They say that hindsight is 20/20. Looking back at my coworker’s descent into substance abuse, I can now see the situation clearly. Coming to work late or not at all, not picking up students, excuses that didn’t make any sense, the cognitive decline — all the signs were clearly there, yet I failed to see them. Worse yet, I failed to help her.
According to statistics gathered by the National Survey on Drug Use and Health (NSDUH), nearly 10 percent of full-time workers have abused drugs or alcohol in the past year. More staggering is that 60% of workers know someone who has reported to work under the influence. Chances are good that if you haven’t already, you will know someone in your workplace that will be a substance abuser. Here are ways to recognize and help a coworker who might have a problem:
RECOGNIZE THE SYMPTOMS
Though some of the signs may vary by the substance of choice, what you observe when interacting with the person is important. With my coworker, the severity was inconsistent and slow. This created confusion and denial on my part, primarily because of the tendency to think the symptoms were caused by something other than substance abuse (“maybe she’s having a bad morning” or “maybe she’s burned out”). Also, my coworker always had a great story to mask her impaired frame of mind. At this point I’m really not sure what was true, but I let her excuses fool me. The Department of Labor’s Working Partners for a Drug-Free Workplace has identified these symptoms that fall into three categories:
Physical: weight loss, physical deterioration, chills or sweating
Emotional: anxiety, depression, burnout, paranoia
Behavioral: limited attention span, irritability, impaired coordination, poor motivation
I also observed an inability to follow directions, being unreliable, and argumentative.
DON’T BE AN ENABLER
Looking back, I realize that I may have excused my coworker’s behavior and possibly delayed her from getting the help she needed. Although unacceptable behavior by a worker who is misusing drugs or alcohol should never be tolerated, sometimes this is a very difficult thing to do. Often, it seems easier to try to ignore behavior than to do something about it. Some of the mistakes I made included:
- Covering up for a my coworker’s behavior by making excuses or helping her with missed paperwork rather than letting it be known that she was not doing her job.

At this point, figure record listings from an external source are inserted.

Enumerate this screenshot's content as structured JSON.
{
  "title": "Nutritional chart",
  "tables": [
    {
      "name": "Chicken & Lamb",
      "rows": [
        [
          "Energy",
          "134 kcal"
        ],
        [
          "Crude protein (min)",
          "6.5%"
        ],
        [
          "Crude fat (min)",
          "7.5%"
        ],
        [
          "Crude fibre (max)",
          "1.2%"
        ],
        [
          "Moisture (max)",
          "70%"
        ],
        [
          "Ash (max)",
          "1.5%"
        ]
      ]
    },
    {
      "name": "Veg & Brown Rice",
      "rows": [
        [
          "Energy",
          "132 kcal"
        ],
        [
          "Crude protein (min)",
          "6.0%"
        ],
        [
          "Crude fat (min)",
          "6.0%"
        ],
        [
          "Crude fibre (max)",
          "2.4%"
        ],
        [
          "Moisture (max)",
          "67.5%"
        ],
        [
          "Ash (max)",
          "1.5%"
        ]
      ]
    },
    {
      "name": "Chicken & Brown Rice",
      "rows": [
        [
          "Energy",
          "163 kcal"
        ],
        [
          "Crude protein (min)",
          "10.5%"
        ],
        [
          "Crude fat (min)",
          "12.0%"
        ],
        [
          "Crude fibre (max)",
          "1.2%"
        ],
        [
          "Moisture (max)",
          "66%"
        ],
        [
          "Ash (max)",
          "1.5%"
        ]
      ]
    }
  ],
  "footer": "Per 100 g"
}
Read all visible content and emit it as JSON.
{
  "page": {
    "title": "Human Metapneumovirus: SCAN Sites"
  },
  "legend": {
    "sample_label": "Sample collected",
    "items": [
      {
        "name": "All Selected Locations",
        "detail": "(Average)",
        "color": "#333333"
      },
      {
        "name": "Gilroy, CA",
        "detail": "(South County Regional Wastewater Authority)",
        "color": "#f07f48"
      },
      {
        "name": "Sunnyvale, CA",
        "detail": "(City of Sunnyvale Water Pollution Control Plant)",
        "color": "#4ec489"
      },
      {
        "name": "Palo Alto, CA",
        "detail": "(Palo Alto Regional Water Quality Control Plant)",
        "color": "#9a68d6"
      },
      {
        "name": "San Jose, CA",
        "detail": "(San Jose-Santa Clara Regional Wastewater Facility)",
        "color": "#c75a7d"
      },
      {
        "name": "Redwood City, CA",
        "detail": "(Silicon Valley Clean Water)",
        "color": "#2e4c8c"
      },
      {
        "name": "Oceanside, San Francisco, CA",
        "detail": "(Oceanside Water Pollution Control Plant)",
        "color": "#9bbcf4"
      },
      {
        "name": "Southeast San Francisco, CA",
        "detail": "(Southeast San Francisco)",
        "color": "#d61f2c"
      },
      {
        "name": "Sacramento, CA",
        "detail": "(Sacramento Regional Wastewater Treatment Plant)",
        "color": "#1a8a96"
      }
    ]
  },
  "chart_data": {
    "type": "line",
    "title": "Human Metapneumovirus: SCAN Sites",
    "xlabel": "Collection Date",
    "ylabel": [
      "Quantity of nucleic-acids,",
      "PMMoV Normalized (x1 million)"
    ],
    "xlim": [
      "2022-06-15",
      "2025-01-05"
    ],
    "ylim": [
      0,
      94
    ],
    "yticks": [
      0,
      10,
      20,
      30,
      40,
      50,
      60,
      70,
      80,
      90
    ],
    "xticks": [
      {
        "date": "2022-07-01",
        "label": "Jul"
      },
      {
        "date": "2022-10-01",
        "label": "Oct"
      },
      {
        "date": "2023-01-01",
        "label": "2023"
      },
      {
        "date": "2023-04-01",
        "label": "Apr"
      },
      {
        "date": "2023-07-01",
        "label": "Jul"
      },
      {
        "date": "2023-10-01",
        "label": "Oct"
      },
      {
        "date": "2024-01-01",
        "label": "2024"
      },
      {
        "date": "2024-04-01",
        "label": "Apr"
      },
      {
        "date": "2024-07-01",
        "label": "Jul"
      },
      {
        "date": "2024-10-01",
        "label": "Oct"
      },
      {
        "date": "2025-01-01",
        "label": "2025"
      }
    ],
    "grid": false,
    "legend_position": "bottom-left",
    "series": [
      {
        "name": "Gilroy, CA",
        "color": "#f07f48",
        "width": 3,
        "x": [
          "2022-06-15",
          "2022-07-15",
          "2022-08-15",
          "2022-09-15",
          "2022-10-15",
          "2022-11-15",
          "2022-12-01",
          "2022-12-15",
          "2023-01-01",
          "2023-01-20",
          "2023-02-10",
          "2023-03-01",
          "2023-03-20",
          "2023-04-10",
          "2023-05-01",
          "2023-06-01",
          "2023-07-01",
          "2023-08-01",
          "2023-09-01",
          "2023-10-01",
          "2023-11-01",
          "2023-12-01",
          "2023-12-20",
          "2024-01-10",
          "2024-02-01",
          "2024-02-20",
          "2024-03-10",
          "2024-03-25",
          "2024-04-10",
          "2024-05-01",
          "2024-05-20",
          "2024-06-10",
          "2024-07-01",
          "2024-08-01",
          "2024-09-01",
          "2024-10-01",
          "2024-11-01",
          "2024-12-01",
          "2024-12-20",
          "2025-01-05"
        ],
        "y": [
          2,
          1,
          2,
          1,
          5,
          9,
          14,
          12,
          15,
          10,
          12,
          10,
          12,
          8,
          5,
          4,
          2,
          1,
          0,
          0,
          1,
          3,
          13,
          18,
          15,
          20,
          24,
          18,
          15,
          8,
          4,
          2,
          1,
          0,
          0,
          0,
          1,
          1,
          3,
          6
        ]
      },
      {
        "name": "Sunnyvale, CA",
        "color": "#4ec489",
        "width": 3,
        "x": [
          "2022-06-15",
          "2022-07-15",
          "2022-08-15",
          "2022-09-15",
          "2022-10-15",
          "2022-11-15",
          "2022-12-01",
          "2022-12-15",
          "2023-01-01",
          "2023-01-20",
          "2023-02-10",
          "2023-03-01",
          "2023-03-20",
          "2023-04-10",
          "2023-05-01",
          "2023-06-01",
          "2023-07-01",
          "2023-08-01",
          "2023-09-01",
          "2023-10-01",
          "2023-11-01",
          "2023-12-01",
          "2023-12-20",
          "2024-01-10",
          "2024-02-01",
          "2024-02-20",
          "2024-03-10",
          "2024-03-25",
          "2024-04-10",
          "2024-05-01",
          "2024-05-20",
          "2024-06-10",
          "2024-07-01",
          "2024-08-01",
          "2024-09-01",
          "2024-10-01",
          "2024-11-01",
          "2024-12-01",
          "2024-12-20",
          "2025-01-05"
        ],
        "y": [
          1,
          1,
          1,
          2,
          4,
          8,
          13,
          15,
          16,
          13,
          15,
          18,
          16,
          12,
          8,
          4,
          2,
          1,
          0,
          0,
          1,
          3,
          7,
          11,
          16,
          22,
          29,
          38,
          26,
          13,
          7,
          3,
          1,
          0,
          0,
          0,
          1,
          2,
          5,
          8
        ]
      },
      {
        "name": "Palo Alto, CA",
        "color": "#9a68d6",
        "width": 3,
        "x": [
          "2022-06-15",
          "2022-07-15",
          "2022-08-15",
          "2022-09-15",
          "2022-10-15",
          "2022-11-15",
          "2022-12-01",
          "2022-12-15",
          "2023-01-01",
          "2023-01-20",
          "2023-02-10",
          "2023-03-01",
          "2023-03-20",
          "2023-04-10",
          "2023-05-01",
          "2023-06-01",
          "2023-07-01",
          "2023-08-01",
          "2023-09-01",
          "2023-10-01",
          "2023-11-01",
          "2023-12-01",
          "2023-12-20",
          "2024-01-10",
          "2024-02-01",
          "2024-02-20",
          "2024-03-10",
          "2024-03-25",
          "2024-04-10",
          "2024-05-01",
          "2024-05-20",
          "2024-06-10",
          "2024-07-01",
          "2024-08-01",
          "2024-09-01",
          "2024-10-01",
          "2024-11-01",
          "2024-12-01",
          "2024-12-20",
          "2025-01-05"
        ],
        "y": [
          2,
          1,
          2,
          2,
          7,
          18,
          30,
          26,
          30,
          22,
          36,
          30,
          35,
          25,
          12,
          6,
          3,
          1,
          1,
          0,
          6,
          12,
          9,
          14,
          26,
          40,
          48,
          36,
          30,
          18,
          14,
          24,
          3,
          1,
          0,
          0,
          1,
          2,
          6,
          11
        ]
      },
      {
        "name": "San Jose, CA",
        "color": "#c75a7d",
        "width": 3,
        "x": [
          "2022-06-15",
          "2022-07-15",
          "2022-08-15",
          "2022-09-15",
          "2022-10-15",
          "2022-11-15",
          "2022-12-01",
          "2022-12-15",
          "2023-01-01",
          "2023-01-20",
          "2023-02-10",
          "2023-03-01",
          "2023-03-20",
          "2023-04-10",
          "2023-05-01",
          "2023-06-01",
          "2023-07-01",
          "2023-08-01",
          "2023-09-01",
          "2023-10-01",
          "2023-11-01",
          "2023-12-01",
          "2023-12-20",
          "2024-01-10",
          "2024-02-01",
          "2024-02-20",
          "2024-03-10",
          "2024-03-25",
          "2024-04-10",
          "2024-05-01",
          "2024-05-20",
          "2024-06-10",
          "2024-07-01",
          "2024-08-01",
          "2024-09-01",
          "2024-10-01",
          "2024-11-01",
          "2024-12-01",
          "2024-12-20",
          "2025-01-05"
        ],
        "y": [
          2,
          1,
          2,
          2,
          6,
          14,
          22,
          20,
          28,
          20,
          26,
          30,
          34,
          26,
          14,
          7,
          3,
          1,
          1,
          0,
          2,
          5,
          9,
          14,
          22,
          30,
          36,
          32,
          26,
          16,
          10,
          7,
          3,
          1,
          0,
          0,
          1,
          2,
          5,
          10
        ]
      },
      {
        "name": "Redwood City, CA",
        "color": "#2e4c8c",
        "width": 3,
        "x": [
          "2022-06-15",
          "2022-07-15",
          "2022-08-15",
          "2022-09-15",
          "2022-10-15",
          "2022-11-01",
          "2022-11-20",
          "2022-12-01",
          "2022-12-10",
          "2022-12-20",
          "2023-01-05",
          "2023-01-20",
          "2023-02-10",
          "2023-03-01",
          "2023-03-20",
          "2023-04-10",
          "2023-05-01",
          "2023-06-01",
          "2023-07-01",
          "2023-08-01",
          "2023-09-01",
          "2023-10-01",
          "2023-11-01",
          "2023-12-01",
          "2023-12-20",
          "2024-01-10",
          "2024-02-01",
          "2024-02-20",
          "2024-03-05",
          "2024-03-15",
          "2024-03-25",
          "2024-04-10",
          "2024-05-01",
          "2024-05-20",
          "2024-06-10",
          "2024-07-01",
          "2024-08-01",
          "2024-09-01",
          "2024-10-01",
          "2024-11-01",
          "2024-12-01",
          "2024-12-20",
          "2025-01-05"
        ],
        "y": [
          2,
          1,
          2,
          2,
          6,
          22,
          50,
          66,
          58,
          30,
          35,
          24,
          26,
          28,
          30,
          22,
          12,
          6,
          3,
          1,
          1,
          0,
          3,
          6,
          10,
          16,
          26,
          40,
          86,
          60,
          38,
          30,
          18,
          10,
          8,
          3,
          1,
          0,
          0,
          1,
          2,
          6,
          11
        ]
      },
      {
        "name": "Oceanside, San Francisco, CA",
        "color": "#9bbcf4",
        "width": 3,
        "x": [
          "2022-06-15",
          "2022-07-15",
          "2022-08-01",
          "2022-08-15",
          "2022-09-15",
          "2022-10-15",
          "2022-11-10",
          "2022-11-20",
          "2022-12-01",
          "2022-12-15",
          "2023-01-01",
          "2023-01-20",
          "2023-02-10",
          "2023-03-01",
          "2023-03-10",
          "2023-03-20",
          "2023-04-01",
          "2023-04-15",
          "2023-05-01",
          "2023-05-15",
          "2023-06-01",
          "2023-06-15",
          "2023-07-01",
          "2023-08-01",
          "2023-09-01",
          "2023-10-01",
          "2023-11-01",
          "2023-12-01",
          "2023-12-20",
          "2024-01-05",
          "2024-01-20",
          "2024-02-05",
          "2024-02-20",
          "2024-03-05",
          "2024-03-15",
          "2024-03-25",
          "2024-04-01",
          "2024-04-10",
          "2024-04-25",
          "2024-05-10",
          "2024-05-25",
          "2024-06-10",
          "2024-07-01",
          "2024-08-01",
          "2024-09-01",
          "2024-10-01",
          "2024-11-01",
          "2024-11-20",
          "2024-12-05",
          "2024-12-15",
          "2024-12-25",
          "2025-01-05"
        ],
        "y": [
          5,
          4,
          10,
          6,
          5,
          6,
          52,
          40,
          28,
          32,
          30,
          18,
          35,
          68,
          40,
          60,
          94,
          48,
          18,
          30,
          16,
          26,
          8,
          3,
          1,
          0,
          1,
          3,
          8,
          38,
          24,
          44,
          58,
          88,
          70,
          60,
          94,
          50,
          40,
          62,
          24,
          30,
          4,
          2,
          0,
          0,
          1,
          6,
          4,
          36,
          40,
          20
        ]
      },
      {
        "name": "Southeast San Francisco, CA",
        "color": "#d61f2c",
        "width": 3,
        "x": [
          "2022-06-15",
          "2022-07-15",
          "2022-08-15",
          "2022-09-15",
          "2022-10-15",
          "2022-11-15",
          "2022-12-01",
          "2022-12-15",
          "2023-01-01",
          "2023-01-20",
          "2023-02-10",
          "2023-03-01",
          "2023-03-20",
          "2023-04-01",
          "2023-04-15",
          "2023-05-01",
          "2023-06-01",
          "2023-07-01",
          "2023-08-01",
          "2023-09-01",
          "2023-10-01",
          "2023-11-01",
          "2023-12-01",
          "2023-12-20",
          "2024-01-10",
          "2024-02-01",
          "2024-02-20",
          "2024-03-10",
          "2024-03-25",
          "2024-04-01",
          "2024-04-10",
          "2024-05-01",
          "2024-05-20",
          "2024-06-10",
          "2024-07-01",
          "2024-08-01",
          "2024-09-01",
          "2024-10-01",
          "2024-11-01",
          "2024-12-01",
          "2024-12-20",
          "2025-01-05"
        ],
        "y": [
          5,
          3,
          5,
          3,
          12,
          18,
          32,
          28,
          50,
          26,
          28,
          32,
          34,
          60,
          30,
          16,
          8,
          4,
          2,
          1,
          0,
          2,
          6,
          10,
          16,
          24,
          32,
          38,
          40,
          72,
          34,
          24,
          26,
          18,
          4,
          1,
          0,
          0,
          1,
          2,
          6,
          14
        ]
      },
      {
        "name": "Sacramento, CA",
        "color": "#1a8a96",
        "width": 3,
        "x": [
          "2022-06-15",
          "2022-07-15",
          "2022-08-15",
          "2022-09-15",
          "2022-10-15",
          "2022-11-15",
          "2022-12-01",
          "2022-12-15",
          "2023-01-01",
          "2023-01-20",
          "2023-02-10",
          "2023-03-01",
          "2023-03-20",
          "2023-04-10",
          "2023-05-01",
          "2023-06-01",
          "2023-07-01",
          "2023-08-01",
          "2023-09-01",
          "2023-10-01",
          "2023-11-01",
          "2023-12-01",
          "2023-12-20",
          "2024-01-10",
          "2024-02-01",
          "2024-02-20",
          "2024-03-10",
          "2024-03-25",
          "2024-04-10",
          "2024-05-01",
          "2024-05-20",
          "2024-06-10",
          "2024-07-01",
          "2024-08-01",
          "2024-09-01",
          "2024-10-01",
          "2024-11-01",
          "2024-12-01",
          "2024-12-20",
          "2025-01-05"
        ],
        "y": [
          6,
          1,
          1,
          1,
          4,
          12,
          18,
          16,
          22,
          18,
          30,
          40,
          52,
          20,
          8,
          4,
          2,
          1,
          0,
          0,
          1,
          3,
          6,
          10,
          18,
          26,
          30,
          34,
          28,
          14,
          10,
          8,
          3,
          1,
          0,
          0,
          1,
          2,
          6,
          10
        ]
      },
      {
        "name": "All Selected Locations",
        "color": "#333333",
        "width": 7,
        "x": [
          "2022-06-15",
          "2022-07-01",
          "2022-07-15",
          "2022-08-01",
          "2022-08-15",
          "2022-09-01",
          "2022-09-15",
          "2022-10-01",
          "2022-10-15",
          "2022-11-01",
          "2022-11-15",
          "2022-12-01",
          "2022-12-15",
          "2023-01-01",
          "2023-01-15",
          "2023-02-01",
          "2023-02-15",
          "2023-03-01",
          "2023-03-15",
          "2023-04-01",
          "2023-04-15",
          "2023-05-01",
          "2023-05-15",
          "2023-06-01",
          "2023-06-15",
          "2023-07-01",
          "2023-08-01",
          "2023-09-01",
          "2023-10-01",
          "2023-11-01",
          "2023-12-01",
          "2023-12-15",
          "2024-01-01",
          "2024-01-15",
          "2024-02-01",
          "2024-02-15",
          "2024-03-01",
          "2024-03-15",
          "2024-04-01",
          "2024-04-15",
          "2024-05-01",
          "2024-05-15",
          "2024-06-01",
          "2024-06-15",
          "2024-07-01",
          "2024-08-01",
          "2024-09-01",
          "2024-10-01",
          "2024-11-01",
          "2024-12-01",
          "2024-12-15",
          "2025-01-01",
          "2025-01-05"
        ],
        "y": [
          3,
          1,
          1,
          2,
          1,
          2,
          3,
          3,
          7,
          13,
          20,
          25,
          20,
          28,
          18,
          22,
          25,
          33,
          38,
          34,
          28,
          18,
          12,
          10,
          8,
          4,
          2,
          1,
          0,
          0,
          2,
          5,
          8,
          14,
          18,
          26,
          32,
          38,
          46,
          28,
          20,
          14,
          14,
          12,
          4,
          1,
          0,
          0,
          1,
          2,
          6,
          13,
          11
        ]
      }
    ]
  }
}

- Developing reasons why her behaviors were understandable or acceptable.
- Avoiding contact with my coworker.
- Making idle threats to take action (for example, talking to administration), but not following when through she continued her behavior.
Eventually I began to feel angry and resentful towards my coworker, but kept pushing aside my suspicions (which she vehemently denied). Although it is not our responsibility to diagnose a substance problem, I now feel it is our job to OBSERVE behavior that is typical of someone abusing substances and to try to protect himself/herself, co-workers and students. Ignoring a problem only allows it to continue.
STEPS TO TAKE IF YOU SUSPECT SUBSTANCE ABUSE
1. Identify and show concern for your co-worker. Tell the person you have noticed a change in behavior and express your concern for them and for the safety of all others at the workplace (in my case–the students!). Realize that you do NOT need to get him/her to admit they have a substance abuse problem.
2. Describe your observation of specific behaviors, using specific days and/or times rather than using “you always” and other similar phrases.
3. Connect the behavior to the substance abuse or suspected substance abuse. Explain how their behavior is affecting you and others at work.
4. Urge the person to get help and give information about how to get it (go to counseling, family doctor, etc.)
5. Tell your co-worker you will no longer hide the substance abuse for him or her. Do not make idle threats. Be willing and able to follow through on your threat, whether it is to stop covering up or to turn him/her in or any other threat you have made. Be willing to “draw a line in the sand” and hold firmly to that line.
THINGS NOT TO DO
- Get angry
- Be accusatory
- Blame the other person
- Be judgmental
- Talk to other co-workers about your concern, as rumors can be vicious.
TALKING TO ADMINISTRATION
When you have done all that you think you can, one of your first lines of defense is to understand what your organization’s drug-free workplace policy is. Review the policy, which may also dictate who is the best person to involve. Once that is determined, provide that person with the information you used initially to talk with your co-worker about his or her substance problem. That person usually has more options available through the workplace to help your co-worker get assistance.
This experience has been heart wrenching for many people. As I stand on the other side of the events that have taken place over the past year, I wish I had handled things much differently. I believe that it is the responsibility of SLPs to be aware of their surroundings and to do what they can to make the work environment safe for everyone. Be willing to show your concern for your fellow employees, your workplace and yourself. Most importantly, help your fellow workers get the help they need.